Being at the forefront of cardiac care has been an important part of the mission at Providence Heart Institute for more than a quarter of a century, and Providence surgeons began performing beating heart surgery in 1995.
In those early days, beating heart surgery cases were limited to a select few instances that were, as Dr. Allen says, "fairly easy to do."
Of course, to Michelangelo, painting the Sistine Chapel was also "fairly easy to do," and the analogy to fine art is quite appropriate. Providence heart surgeons who perform this kind of incredibly delicate procedure are often compared to artists because of their remarkable motor skills and painstaking attention to detail. "
A lot of it is a mindset of getting in rhythm with the heart," explains Dr. Allen. "You kind of have to go with it. You can't make the heart come to you - you have to go with the rhythm of the heart, like musicians who feel the music instead of just hearing it or playing it."

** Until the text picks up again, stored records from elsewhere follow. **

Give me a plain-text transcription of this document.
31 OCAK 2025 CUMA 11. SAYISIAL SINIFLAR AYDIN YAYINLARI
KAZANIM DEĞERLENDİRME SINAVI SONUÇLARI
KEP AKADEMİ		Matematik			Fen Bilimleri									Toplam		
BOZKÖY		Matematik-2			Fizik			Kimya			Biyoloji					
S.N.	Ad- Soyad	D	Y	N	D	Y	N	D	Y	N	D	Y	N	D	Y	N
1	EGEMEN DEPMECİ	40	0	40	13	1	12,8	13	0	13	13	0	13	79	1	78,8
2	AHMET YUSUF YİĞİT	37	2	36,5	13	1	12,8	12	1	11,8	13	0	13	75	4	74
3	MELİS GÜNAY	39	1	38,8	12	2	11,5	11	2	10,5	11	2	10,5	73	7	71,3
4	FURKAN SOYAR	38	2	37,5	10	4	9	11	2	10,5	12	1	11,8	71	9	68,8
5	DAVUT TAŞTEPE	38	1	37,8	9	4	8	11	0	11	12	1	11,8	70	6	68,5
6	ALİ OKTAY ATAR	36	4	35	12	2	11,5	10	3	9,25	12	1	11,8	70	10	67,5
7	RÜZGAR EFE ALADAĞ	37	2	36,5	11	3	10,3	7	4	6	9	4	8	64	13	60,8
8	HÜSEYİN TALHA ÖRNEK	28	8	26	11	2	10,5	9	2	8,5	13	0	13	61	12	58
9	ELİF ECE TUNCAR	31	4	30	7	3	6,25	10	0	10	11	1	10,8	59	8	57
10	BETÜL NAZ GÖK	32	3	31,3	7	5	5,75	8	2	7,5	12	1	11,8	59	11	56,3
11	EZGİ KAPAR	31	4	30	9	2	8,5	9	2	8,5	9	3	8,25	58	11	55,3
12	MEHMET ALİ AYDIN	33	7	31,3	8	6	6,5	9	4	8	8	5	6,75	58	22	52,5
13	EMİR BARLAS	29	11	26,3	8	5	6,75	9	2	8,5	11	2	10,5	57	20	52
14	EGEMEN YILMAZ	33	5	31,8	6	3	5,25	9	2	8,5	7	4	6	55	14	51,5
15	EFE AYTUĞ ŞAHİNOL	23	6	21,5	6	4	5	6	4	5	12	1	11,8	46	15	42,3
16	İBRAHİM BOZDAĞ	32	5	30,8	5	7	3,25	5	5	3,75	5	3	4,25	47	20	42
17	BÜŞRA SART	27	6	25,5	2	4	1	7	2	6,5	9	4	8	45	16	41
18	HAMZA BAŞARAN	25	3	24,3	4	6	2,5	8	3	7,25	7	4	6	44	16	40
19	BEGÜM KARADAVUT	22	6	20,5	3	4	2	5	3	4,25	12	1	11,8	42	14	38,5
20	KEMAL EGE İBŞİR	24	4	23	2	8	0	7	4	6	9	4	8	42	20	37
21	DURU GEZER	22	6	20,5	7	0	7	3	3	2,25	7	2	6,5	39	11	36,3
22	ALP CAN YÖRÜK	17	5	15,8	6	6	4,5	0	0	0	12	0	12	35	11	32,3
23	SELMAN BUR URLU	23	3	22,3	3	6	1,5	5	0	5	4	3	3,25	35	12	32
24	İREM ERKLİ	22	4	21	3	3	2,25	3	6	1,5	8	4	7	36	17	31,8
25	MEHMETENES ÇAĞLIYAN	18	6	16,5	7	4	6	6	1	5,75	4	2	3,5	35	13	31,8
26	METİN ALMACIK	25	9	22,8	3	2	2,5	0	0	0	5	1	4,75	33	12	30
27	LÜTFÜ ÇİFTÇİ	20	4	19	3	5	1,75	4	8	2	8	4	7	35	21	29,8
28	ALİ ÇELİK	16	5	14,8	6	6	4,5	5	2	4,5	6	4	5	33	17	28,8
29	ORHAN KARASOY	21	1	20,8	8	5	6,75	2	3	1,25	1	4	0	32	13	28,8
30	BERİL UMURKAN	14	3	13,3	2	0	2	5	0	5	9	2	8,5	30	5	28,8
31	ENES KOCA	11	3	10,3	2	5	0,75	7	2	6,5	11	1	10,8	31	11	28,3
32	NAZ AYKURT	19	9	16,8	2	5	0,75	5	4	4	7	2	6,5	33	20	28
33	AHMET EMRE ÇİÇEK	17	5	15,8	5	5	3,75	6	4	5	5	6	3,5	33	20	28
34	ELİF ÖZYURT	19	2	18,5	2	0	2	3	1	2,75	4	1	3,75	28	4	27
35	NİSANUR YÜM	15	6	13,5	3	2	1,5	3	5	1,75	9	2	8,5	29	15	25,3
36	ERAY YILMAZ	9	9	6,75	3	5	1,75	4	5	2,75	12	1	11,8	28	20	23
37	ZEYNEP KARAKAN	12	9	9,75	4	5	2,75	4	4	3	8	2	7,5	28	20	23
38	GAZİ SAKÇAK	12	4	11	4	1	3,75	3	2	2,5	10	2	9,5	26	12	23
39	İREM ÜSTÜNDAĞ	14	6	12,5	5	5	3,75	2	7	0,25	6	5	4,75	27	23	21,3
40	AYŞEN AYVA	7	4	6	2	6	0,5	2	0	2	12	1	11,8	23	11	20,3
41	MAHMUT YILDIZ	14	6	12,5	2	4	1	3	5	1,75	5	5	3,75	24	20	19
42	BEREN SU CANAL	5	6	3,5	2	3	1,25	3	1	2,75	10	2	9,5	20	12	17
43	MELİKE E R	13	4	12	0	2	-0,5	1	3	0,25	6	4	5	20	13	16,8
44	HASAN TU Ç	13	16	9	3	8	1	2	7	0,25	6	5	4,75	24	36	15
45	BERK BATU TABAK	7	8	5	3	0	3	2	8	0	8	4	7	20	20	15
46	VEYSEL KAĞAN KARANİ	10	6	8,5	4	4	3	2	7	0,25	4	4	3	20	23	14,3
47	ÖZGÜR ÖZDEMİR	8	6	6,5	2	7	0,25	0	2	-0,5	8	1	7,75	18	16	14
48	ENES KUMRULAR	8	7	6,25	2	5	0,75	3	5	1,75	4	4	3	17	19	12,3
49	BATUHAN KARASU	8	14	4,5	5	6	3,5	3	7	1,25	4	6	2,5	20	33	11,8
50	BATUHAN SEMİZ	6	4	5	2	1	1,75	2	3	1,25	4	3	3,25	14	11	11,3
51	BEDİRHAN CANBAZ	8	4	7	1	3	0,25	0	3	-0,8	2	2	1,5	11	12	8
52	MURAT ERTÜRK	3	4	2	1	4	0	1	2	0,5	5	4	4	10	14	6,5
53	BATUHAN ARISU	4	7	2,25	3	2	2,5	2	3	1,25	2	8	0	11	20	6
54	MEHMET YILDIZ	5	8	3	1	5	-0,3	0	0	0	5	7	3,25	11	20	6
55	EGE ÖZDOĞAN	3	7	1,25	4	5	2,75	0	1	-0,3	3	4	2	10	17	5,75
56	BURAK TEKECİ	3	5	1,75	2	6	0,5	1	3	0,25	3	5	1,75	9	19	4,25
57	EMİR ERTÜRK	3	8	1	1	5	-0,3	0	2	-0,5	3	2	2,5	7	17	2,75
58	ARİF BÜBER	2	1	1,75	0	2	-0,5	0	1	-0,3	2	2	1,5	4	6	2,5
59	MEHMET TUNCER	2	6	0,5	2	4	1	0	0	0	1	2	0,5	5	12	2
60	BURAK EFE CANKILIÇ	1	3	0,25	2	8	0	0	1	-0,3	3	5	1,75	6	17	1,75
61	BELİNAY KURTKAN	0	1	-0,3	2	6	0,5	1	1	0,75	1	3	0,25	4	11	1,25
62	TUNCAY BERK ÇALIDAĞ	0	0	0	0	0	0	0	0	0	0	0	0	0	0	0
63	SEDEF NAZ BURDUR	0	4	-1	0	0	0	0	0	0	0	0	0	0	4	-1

As the experience level of the Providence surgical teams has grown over the past eight years, they have been able to do more and more beating heart procedures each year. And, as is the case with any sophisticated medical procedure, experience is the single most important factor in successful outcomes. The total bank of experience at Providence exceeds 1,300 beating heart procedures to date, and more than half of the bypass surgeries done at Providence Heart Institute today are beating heart procedures.
"Today we're routinely doing some cases that would have been pretty scary back in the early days," says Dr. Allen. "The results have been very favorable, and we're very pleased with what the future holds."
Richard Taylor is pleased with what the future holds, too.
"It's amazing to think about somebody operating on your heart while it's still beating," says Richard, "because I'm familiar with how the traditional heart surgery process works. I really had a very easy recovery, and I believe it was due to the beating heart surgery.
"It really gives you a different perspective on life. It's like you get a second chance at living, and you want to make better use of that second chance than you made of the first one."